Describing exactly what’s going on in Dig may be a tougher challenge than staying awake throughout Thursday’s all-important place-setter. There’s no joy in saying that, as Dan Rather is still wont to say. But man, life’s too short to be dawdled away like this.

The principal stars are Jason Isaacs as emotionally wounded FBI agent Peter Connelly and Anne Heche as his boss and sometime bedmate, Lynn Monahan. They’re based in Jerusalem, where Peter is transferred in hopes of shedding his “personal demons.” Principal among them is the apparent mysterious death of his daughter. Or maybe she’s just missing. It’s not readily apparent, although I may have blacked out and missed a sequence or two while trying to get through this big head-deadening muddle.

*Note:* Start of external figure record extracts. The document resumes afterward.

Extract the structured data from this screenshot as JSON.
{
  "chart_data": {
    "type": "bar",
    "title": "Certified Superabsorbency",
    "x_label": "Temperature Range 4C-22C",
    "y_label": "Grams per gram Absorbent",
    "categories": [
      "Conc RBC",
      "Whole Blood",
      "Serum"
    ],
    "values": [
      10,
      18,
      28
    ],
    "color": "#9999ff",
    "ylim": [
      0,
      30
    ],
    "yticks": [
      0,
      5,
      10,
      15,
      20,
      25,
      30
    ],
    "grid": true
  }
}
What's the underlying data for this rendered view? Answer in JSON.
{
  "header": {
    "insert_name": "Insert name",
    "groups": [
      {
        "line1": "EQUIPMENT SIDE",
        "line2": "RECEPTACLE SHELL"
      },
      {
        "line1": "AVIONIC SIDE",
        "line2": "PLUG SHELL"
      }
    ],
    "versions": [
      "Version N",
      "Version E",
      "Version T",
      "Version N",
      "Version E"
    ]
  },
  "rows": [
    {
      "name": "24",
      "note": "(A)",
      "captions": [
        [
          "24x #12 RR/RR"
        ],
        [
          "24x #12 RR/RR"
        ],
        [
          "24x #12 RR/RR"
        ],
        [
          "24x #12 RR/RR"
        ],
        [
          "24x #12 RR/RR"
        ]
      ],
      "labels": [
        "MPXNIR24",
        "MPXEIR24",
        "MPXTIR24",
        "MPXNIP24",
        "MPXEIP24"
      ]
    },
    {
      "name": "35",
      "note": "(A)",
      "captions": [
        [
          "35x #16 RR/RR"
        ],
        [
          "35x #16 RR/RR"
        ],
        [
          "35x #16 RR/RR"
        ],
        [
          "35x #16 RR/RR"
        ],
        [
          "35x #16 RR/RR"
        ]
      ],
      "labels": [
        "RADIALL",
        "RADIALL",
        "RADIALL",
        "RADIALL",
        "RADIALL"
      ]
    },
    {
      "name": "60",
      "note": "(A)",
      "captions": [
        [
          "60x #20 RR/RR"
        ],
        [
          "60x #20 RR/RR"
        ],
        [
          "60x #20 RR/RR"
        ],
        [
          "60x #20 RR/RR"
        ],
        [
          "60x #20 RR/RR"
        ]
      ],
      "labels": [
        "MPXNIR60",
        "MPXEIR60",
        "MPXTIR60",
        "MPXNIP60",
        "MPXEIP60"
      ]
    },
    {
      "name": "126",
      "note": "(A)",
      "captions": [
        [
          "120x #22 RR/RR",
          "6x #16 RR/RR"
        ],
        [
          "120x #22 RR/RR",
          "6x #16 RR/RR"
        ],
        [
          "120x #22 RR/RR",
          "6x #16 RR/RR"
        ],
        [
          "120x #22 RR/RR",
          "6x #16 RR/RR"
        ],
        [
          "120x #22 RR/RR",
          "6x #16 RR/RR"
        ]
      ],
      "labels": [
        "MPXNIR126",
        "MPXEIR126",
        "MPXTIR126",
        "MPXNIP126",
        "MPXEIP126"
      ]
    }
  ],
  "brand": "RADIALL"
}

Dig also journeys to Oppland, Norway, where a “red heifer without defect” is slaughtered in compliance with “Numbers XIX.” And in a very isolated New Mexico compound, a little boy is being groomed to meet his “destiny,” which is now. Prototypical religious nut Tad Billingham (David Costabile) is at the controls while a dutiful but kindly acolyte named Debbie (Lauren Ambrose from Six Feet Under) tries to keep the boy halfway entertained during his incubation.

Back in Jerusalem, Connelly is pursuing a fugitive when he’s stopped in his tracks by a redheaded young woman. She vanishes but later returns to his line of sight and introduces herself as Emma Wilson (Alison Sudol), a Pennsylvania college student who’s participating in an archaeological dig. But Emma also escorts Connelly to a deep underground lair where the Ark of the Covenant just might be hidden. They’re soon skinny-dipping in a pool of holy water after she convinces him to jump right in. A kiss is exchanged, with Emma the instigator, before a gaggle of chanting robe-wearers arrives. So they make their escape seemingly undetected. By the way, Emma otherwise reminds Connelly of his daughter.

All of this unfolds at an artery-hardening, cranium-numbing pace. Near the end of the first episode, things begin happening a bit faster while the overall confusion remains firmly in place. Did we mention “the high priest’s breastplate” that in the right hands enables its possessor to talk to God? “And in the wrong hands . . .?” That question is left dangling amid all the other frayed loose ends.

Isaacs seems to be trying hard in the service of whatever’s going on here. Heche is called on to be mostly prickly and “official” following their highly unauthorized sack time together. They’re not exactly a dynamic duo.

Besides the aforementioned “Numbers XIX” red heifer stuff, Dig’s printed prelude quotes the wisdom of R.E.M. Namely, “It’s the end of the world as we know it.”

Maybe so. But this thing appears to be going nowhere fast. And it’s already taking way too long to get there.